Gabriel Gudding: Delusion

GG: Most poetry is a kind of verbal costume. An ideational schmaltz. An emotional uniform. A mental getup. This is just as true for avant garde and post-avant work as it is for mainstream stuff. Though I don't think the costumed life or the costumed mind is peculiar to poetry, necessarily, as a genre, it's no secret poetry tends more toward stylization than other modes. Poetry is the country music of literature. Given to schmaltz, nostalgia, over extension, socio-emotional reactivity, and alienation from material reality. The flipside is the hipster reaction to this: flaff, whathaveyou, langpo, N/Oulipian generativity (hipster maximalist masculinist compulsive text generation), irony as a modal approximation of self-awareness, and a conflation of experiment in form with soi-disant radical politics (the result being merely a more extravagant quietism). Our capacity for delusion is almost total.
AF: OK. I’m curious to what extent these kind of thoughts might have directed the composition of R.I.N. You include heaping gobs of concrete particulars: times, distances, amounts of gas, temperatures, highway and town names. Do you feel that these details “naturalize” the book somehow, give it stable/solid/palpably non-delusional roots, out of country (perhaps), into something rock-like?

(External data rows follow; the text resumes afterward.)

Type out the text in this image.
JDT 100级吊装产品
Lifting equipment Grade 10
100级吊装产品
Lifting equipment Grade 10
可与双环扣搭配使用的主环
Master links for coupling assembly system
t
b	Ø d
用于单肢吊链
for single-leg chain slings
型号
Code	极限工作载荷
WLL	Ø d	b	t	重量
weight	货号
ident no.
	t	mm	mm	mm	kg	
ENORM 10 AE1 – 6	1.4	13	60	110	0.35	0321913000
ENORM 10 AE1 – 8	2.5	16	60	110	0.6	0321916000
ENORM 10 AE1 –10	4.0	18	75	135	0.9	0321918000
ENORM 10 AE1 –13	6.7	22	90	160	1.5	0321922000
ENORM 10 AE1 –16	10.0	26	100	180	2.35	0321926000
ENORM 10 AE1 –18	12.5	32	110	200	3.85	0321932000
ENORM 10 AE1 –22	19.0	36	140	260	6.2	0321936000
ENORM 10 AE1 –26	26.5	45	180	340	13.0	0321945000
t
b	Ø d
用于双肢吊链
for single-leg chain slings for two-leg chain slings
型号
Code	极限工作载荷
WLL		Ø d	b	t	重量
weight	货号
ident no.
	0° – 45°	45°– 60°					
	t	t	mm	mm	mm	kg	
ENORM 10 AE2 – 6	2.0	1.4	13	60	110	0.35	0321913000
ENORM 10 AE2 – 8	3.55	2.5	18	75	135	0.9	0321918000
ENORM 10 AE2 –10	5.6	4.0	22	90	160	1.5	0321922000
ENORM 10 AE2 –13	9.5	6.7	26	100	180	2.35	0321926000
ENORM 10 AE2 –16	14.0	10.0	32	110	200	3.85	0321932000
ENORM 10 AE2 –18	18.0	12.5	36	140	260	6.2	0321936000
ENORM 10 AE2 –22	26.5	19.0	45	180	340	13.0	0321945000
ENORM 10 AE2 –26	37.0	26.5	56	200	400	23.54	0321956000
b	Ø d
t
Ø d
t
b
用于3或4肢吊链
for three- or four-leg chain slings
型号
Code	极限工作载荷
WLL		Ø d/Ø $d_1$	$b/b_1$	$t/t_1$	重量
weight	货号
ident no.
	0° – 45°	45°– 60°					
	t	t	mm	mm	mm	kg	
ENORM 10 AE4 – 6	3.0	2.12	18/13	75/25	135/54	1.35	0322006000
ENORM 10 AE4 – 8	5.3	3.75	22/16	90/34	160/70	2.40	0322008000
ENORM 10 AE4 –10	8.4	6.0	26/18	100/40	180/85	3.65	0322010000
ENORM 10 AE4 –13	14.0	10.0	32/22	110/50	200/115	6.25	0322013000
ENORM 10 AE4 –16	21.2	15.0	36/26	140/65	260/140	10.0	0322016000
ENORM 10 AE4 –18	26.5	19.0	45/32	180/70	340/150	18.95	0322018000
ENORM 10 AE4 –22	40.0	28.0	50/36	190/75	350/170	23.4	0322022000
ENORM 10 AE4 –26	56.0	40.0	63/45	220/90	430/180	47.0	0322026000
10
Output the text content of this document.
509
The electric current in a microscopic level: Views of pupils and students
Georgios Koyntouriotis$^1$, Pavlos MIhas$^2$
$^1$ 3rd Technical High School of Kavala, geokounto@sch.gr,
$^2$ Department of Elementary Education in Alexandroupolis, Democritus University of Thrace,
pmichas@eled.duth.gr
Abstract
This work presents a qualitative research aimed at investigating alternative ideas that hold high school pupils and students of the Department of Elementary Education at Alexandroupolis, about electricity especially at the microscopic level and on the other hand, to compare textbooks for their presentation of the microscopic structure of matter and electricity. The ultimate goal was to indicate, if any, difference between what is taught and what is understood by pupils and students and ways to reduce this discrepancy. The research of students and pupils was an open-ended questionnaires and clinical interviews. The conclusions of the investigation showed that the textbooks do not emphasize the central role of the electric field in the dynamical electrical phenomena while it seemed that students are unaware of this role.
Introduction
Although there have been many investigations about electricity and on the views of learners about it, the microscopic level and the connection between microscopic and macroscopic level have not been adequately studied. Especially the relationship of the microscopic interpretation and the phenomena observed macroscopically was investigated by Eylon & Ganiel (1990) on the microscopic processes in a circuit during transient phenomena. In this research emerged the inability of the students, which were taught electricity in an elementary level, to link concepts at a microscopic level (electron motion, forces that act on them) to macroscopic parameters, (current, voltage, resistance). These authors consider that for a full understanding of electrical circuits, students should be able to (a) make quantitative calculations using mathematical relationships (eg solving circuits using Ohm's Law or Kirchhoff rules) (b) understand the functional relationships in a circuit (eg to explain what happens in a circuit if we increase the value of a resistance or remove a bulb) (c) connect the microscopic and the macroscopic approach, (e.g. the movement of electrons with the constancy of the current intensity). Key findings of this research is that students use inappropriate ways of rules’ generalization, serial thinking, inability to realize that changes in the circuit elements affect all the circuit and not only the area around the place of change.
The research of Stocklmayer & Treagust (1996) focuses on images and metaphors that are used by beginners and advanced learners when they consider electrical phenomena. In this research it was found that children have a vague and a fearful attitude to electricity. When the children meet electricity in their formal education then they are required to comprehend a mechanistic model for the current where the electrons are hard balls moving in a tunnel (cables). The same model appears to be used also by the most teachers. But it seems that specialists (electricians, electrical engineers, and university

GG: Good question. Not sure if they're less delusional but I can say they are less stylized. Maybe they do something not often done in poetry. These are the local details of your average person's world, least ways of my world. I wanted to include that stuff. Just the attempt to write the in-between, overlooked, peripheral— as a part of the greater truths, larger narratives, and more overt emotionality of most poetry. Not sure if these elements naturalize the book, but my hope is the sum total makes for a book that does not much move via typical poetry modalities. There is that huge long section around page 90 or so where I wrote down ALL the signs I saw from Ohio through Indiana and into Illinois. Horrifying. We *READ* all that stuff: it affects us. It moves us. It makes us. We need to become aware of that. I feel it needs to be in our literature. It is an important part of our disgusting history. I really do conceive of the book as a history. My daughter Clio was named for the muse of history. The book is dedicated to her.